Forum Discussion

Wrdlwrmpft's avatar
Wrdlwrmpft
Icon for New Contributor rankNew Contributor
5 years ago

Which CPUs are the fastest for compiling Quartus projects?


Hi,

(I hope that it is not a problem to talk about CPUs from AMD and Intel in an Intel forum... ).

We need to buy a few new workstations exclusively for developing and compiling Quartus projects. The problem is that there are several CPUs which I suspect to be good at this, each one with pros and cons. Which one to buy?

Requirements: Minimal Quartus compilation time, ECC RAM (at least 64GB, better 128), budget for one CPU+Mainboard+RAM at most 2000 Dollars. Must be bought until end of this year (so unfortunately no waiting for Intel gen11 and probably Zen3). OS: Latest Linux kernel. No windows, no gaming, no overclocking.

All clock frequencies below are given in turbo mode, because most of the time Quartus only uses a single core for compiling so I think this frequency is the one which matters most. Also because of that, 6 CPU cores should be sufficient. All speed factors (*...) are compared to our Xeons E5-1650 v3.


Current systems:
================

Intel Xeon E5-1650 v3 (Gen4)
6*3,8GHz, L2+L3: 15MB, 64GB DDR4-2133 4-channel, 68GB/s.
Singlethead-Passmark: 1762, Multithread: 8184
Quartus-Compile of a project: 1h 18min

Intel i7-8700 (Gen8)
6*4,6GHz, L2+L3: 12MB, 64GB DDR4-2666 2-channel, 41,6GB/s
Singlethead-Passmark: 2685 (*1.52), Multithread: 13129 (*1.6)
Quartus-Compile of the same project: 1h 01min


CPUs under discussion:
======================

AMD Threadripper 3960X (Zen2)
24*4,5GHz, L3:128MB (8*16M), L2:12MB(24*512k), DDR4-3200, 102,4GB/s, 72xPCIe4
TDP 280 Watt. Singlethread-Passmark: 2706 (*1.54). Multithread: 55672 (*6.8)
Advantages: Very large total cache, fast RAM transfers
Disadvantages: Price, not the fastest clock, power consumption (280W: power supply, cooling).

AMD Ryzen 9 3900XT (Zen2)
12*4,7GHz, L3:64MB(4*16M), L2:6MB(12*512k), DDR4-3200, 51,2GB/s, 28xPCIe4
TDP 105 Watt.
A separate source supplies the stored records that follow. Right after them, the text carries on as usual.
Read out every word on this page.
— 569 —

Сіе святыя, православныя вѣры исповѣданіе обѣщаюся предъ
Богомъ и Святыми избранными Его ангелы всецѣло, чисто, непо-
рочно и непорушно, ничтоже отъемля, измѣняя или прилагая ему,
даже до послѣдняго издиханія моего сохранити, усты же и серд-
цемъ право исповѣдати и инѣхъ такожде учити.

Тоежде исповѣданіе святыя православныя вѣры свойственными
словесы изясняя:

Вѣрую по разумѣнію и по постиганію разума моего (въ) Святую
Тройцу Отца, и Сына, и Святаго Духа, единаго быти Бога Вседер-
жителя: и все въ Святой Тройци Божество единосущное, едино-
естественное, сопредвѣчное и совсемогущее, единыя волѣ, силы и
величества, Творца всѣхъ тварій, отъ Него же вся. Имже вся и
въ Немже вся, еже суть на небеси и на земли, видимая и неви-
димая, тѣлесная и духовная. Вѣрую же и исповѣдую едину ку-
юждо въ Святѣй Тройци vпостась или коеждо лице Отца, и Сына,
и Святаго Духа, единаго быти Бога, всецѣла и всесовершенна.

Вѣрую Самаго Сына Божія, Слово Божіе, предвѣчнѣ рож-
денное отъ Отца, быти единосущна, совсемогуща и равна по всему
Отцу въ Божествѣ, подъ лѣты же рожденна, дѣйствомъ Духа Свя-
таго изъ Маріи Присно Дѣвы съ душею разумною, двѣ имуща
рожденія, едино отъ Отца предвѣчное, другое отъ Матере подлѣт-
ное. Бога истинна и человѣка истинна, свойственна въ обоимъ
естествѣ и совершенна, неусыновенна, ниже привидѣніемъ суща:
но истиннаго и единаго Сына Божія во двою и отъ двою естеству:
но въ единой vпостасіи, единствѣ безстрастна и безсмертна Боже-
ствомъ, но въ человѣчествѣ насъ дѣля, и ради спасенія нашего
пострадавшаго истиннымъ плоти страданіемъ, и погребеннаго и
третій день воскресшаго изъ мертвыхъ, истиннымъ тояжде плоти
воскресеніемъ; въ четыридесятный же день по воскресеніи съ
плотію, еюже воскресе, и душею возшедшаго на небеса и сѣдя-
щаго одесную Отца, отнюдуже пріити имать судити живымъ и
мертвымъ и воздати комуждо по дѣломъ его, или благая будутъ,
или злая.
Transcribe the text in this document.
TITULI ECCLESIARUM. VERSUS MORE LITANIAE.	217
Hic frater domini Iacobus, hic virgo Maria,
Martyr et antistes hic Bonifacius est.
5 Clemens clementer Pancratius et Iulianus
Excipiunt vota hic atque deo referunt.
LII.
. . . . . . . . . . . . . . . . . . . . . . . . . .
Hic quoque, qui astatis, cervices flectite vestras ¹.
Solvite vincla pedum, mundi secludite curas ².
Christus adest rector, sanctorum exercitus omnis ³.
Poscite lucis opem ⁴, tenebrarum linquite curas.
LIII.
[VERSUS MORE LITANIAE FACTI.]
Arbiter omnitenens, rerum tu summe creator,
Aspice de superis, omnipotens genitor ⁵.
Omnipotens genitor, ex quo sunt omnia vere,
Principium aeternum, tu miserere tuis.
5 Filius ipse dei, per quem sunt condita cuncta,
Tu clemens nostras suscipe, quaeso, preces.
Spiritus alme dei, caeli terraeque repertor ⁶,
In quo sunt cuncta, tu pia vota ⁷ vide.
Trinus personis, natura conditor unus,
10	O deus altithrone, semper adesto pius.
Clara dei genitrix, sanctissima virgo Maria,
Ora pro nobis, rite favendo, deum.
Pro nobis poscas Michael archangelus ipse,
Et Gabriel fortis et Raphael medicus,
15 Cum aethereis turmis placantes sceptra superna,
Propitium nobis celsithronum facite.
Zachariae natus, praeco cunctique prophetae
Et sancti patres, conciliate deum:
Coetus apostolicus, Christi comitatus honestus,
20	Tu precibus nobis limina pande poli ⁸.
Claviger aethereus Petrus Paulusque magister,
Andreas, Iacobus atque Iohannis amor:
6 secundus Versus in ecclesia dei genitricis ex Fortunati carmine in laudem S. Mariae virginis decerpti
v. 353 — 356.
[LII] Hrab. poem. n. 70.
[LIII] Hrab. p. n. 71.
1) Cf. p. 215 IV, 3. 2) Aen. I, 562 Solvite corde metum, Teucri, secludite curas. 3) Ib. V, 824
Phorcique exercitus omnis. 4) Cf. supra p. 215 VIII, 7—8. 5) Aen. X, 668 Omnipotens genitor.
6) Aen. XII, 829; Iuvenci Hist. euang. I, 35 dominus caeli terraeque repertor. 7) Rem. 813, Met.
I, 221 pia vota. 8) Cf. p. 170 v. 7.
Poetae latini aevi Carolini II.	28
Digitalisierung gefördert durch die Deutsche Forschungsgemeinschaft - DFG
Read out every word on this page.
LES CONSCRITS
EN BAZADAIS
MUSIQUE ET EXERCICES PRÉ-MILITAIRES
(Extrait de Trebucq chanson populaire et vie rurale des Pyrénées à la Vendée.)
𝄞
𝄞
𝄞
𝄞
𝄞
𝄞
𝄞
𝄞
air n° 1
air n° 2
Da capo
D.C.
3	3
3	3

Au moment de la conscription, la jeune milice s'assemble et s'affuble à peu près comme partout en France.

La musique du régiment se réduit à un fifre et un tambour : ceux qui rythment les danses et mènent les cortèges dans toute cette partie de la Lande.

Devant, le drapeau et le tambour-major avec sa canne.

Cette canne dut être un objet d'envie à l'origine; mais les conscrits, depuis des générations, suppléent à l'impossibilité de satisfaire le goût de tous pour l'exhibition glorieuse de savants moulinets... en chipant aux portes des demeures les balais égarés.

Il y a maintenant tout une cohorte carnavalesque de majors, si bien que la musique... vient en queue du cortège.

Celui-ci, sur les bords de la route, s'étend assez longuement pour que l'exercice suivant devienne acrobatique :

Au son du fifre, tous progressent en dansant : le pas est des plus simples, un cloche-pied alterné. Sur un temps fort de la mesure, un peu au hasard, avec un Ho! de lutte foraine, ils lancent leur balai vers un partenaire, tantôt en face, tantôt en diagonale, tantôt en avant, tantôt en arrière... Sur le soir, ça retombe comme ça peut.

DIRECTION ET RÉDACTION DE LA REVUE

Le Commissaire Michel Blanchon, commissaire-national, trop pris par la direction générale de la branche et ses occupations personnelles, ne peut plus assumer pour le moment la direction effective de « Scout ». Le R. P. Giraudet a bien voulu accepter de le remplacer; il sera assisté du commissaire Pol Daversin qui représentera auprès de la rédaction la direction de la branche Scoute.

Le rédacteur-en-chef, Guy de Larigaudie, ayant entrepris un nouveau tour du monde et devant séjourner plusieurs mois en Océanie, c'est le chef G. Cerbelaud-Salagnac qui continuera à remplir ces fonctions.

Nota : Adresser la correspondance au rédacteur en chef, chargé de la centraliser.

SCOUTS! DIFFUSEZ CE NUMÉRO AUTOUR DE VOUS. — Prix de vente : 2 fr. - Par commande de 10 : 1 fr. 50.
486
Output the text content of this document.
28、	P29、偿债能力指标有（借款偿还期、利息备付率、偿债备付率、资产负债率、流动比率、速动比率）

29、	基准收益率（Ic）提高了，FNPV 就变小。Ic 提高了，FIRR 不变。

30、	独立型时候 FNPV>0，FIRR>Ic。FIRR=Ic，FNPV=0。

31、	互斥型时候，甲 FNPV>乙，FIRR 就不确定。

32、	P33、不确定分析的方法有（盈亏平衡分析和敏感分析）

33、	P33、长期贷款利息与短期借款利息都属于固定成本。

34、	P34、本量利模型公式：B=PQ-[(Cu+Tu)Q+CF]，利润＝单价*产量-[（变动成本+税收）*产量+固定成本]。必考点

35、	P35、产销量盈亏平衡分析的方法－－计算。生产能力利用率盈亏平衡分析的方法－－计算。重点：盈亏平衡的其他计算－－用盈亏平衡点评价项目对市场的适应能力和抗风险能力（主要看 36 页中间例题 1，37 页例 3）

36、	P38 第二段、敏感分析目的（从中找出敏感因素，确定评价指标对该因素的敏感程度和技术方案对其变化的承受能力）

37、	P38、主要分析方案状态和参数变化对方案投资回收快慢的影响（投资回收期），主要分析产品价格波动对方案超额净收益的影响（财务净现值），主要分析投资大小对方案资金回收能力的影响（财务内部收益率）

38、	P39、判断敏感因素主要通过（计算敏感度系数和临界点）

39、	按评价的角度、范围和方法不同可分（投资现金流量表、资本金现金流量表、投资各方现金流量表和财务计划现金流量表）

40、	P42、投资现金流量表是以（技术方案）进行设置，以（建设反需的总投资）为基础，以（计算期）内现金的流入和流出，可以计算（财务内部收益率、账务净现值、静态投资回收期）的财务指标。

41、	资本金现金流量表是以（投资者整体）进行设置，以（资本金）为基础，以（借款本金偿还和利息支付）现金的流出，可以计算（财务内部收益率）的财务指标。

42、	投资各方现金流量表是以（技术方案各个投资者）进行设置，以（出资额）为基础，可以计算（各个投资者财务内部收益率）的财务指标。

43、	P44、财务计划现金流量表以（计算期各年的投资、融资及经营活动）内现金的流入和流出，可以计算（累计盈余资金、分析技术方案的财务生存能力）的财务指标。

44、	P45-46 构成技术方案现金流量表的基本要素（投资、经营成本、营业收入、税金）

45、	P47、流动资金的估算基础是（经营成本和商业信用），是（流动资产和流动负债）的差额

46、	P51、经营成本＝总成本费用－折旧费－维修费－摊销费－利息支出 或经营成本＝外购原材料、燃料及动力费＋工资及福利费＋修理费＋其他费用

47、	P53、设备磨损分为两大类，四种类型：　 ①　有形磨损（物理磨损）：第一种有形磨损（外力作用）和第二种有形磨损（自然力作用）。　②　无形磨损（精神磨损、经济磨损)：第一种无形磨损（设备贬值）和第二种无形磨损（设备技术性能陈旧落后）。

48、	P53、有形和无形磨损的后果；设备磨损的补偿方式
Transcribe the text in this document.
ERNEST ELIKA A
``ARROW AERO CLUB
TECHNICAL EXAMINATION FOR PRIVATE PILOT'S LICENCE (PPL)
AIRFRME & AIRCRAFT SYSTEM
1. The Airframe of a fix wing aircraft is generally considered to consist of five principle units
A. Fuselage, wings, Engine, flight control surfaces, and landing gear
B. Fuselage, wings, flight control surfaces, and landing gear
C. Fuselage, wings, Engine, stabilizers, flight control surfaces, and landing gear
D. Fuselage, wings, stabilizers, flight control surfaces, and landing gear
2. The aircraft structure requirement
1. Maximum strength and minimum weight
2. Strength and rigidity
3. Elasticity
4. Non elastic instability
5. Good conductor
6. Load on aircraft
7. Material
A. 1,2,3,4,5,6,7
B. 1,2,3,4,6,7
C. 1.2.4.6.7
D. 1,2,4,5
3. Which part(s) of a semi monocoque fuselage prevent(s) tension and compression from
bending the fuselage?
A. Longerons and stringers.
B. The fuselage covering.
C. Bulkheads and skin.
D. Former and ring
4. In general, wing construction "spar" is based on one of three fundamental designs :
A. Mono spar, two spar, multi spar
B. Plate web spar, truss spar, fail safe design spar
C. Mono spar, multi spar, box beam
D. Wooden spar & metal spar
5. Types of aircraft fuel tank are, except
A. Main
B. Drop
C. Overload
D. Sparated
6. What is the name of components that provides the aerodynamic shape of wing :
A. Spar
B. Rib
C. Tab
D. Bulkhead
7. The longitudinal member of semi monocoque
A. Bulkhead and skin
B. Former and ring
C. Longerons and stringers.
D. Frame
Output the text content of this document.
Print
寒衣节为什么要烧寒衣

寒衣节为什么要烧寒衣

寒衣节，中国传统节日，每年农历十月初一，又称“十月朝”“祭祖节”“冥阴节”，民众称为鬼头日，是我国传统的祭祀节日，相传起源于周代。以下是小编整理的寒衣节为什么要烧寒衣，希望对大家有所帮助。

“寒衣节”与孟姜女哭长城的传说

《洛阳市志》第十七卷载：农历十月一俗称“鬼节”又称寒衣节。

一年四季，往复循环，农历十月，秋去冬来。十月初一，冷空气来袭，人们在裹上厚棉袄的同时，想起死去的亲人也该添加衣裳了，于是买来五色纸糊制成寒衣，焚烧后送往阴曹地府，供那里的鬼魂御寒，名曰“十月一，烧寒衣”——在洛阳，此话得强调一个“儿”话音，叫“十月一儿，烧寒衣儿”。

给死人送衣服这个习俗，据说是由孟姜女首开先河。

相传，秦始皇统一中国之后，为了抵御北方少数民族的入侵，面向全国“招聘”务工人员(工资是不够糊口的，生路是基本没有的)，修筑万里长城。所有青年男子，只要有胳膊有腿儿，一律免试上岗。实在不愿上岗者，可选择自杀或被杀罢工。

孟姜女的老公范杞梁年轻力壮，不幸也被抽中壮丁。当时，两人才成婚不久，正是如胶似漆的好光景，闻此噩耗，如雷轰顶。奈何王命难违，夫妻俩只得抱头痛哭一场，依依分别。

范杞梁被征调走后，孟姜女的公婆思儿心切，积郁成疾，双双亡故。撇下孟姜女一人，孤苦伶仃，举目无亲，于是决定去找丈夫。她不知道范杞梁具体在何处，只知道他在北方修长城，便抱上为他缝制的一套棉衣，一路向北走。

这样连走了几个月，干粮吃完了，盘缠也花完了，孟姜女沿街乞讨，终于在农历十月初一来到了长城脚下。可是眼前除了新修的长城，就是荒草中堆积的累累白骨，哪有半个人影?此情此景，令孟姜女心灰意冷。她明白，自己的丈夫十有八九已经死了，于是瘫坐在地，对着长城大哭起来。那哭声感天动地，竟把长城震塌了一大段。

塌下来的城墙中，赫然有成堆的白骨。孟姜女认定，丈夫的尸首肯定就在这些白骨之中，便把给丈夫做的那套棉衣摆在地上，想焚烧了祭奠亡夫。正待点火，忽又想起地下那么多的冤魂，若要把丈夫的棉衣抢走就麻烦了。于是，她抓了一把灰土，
Singlethread-passmark: 2798 (*1.59). Multithread: 33266 (*4.06)
Advantages: Large total cache, price, easy upgrade e.g. to 4900X next year
Disadvantage: Slow RAM transfers

Intel Xeon W-1290P (Gen10)
10*5,3GHz, L3+L2:20MB(shared? “smartcache”), DDR4-2933, 45,8GB/s, 20xPCIe3
TDP 125 Watt. Singlethread-passmark: 3140 (*1.78, 3900XT: *1.12) . Multithread 21882 (*2.67)
Advantage: Highest CPU clock, ?shared-cache (?fast L2?)
Disadvantages: Slowest RAM transfers, small total cache

Intel Xeon W-2235 (Gen10)
6*4,6GHz, L3+L2:8,25MB(shared? “smartcache”), DDR4-2933 4-channel, 93,85GB/s, 52xPCIe3
TDP 130 Watt. Singlethread-Passmark: 2709, Multithread: 14890
Advantages: Fast RAM transfers, ?shared-cache (?fast L2?)
Disadvantage: not the fastest clock, very small total cache

AMD EPYC 7262 (Zen2)
8*3,4GHz, L3:128MB(8*16M), L2: 4MB(8*512k), DDR4-3200 8-channel 204,8GB/s, 128*PCIe4
TDP 155 Watt. Singlethread-Passmark: 1939 (*1.10), Multithread: 23771 (*2.83)
Advantages: Very large total cache, very fast RAM transfers
Disadvantage: Very slow clock

(Of course, best would probably be a CPU with few cores, but very fast turbo frequency, large caches per core, and a really fast RAM interface, but such thing does not seem to exist - which one does the best blend?).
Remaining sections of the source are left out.